The imagery underneath covers the period from 22 November until 23 November at noon and shows the Sun in white light (SDO/HMI). It shows a sunspot region (NOAA 2784) decaying in the northern solar hemisphere, another region developing in the trailing portion of NOAA 2783 in the southern hemisphere, and two sunspot regions rotating over the southeast solar limb (lower left). The first one starts appearing early on 22 November and was numbered NOAA 2785, whereas its big brother starts becoming visible early on 23 November and still needs to receive a number. In particular this latter group is impressive, while it still has not fully rotated over the solar limb yet.
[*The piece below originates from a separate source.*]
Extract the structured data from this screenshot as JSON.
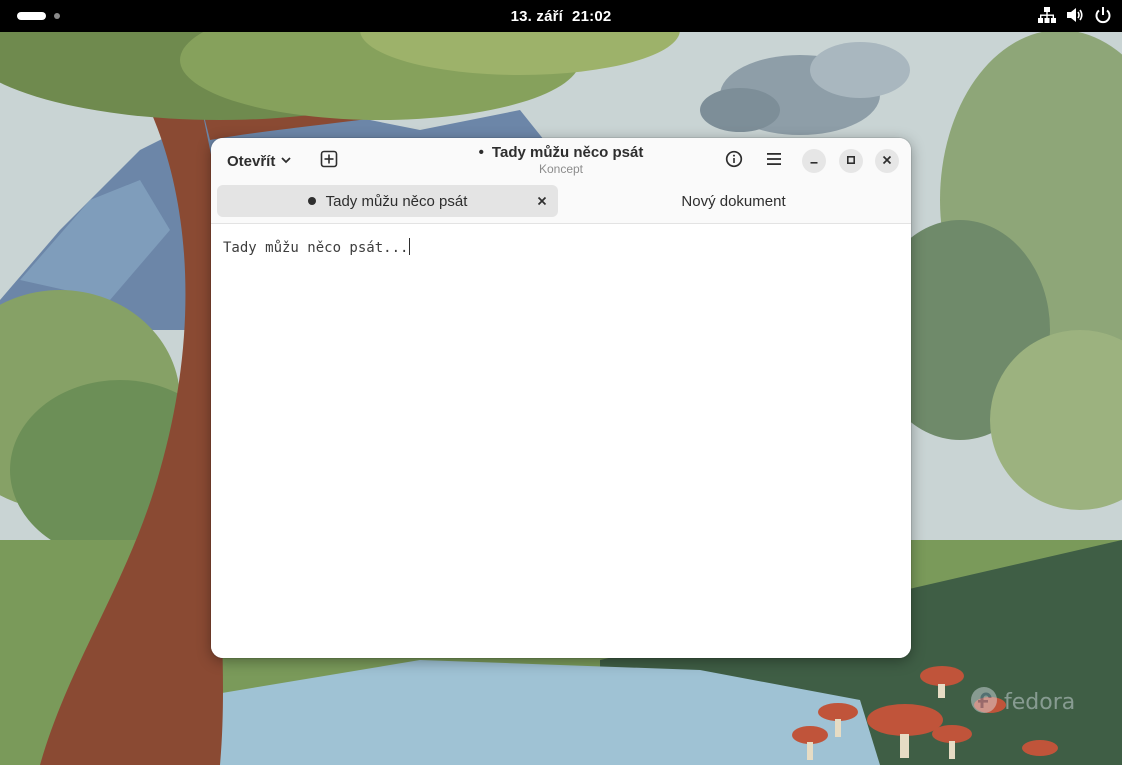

It currently consists of a big single sunspot which has a diameter of 3 degrees, corresponding to nearly the circumference of the Earth.


Space weather forecasters were alerted well ahead. Indeed, during the last few days, they saw a substantial increase in the number of coronal mass ejections (CMEs) emanating from behind the southeast limb (see CACTus). Moreover, flaring activity was observed from sources beyond the southeast limb as early as 20 November, with the source regions still 1-2 days before rounding the solar limb. See the white light and Extreme Ultraviolet (EUV) images from the Solar Dynamics Observatory underneath.

The final clues were given by the STEREO-A spacecraft, which currently trails the Earth by 58 degrees and so had a good view on a part of the solar farside. EUV images clearly showed two bright and flaring active regions in the southern hemisphere. The coronagraphic image on the right (SOHO/LASCO) shows the (weak) CME associated with the 20 November flaring from the two regions.

Both sunspot groups currently seem to have a simple magnetic configuration, and they also seem to be a bit less flare-active compared to the previous days. Nonetheless, with such a big spot flaring activity may pick up relatively fast. As days go by and the sunspot groups approach the central meridian, any associated CME may become earth-directed.